Qld storm costs fruit-growing family $2 million

A person holds hailstones during a hailstorm in Gympie, Queensland, Australia October 11, 2018 in this picture obtained from social media. @ambrosiaindiangympie/via REUTERS
A person holds a sample of the hailstones that fell in Queensland during a storm. Photo: @ambrosiaindiangympie via Reuters
Thursday's wild storms have cost a Queensland family a $AU2 million crop of peaches and nectarines, and they're not insured.

The storm that annihilated the Francis family's peach and nectarine orchard came and went in 20 furious minutes.

But the squash-ball sized hail it dumped has left the family with losses totalling $AU2 million, a third of the way through what should have been a bumper harvest.

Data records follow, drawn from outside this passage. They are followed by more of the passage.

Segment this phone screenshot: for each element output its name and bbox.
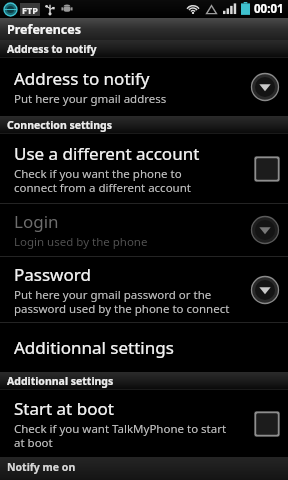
staticText: Check if you want the phone to connect f… (14, 166, 191, 195)
button[interactable]: Password (0, 257, 288, 323)
button[interactable]: Start at boot (0, 390, 288, 458)
staticText: Additionnal settings (14, 336, 174, 359)
staticText: Login used by the phone (14, 234, 148, 250)
button[interactable]: Edit password (250, 275, 280, 305)
staticText: Password (14, 263, 91, 286)
button[interactable]: Edit login (250, 215, 280, 245)
staticText: Login (14, 210, 59, 233)
staticText: 00:01 (254, 1, 284, 17)
button[interactable]: Use a different account (0, 134, 288, 204)
button[interactable]: Login (0, 204, 288, 257)
button[interactable]: Open address to notify (250, 72, 280, 102)
staticText: Preferences (7, 21, 81, 38)
staticText: Connection settings (7, 118, 112, 132)
staticText: Put here your gmail address (14, 91, 167, 107)
staticText: Put here your gmail password or the pass… (14, 287, 230, 316)
staticText: Use a different account (14, 142, 200, 165)
staticText: Notify me on (7, 460, 76, 474)
staticText: FTP (22, 4, 38, 16)
staticText: Check if you want TalkMyPhone to start a… (14, 421, 227, 450)
button[interactable]: Start at boot checkbox (254, 411, 280, 437)
staticText: Start at boot (14, 397, 114, 420)
staticText: Additionnal settings (7, 374, 114, 388)
staticText: Address to notify (14, 67, 150, 90)
button[interactable]: Additionnal settings (0, 323, 288, 372)
button[interactable]: Address to notify (0, 58, 288, 116)
staticText: Address to notify (7, 42, 97, 56)
button[interactable]: Use a different account checkbox (254, 156, 280, 182)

"A couple more weeks and we would have had all the fruit off the trees," said Shane Francis, a third-generation stone fruit farmer from storm-ravaged Kumbia, in the South Burnett region.

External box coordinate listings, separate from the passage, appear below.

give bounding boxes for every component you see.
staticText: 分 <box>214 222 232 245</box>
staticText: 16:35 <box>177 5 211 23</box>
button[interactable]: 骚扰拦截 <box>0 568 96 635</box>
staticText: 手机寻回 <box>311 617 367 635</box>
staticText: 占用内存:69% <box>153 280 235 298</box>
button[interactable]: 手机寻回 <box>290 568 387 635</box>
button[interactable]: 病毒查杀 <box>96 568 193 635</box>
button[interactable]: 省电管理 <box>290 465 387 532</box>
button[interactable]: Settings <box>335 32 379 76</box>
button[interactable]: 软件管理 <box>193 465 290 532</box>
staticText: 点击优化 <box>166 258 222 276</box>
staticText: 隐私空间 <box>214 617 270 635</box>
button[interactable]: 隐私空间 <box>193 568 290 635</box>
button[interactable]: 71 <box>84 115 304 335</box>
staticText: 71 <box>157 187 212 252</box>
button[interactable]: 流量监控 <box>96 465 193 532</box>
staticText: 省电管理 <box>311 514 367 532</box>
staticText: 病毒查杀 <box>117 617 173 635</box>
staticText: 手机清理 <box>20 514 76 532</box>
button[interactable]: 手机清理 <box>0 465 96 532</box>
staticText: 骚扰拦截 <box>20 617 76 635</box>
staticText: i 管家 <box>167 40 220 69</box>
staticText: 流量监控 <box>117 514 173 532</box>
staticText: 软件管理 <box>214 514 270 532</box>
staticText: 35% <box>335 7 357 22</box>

"But two weeks into a six-week pick and we've probably lost 80%. It's a lot of money."

Ms Francis said his family had been looking forward to a bumper crop before super-cell storms and tornadoes lashed southern Queensland on Thursday.

After losing part of their crop to severe storms on Boxing Day last year, it was a welcome sight to see their trees heavy with high-quality fruit.

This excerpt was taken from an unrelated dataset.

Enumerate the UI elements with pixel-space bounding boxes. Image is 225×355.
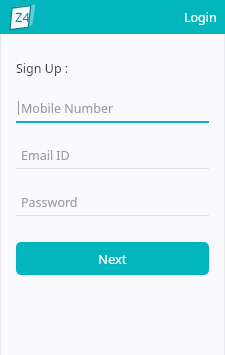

"It's a little bit tough copping two whacks," Mr Francis said.

The family will spend the rest of Friday cleaning up their packing shed after its windows were shattered, sending shards of glass into their sorting machine.

He said his family doesn't want handouts, but would welcome government support in the form of cheap loans, especially given they opted not to take out costly insurance this year.

"We produce $AU90,000 (worth of fruit) a hectare, and they would only insure us for $AU30,000 a hectare so the bill was going to be $AU65,000," he said.

"This is the first time we haven't been insured in 20 to 25 years just because of the cost of it."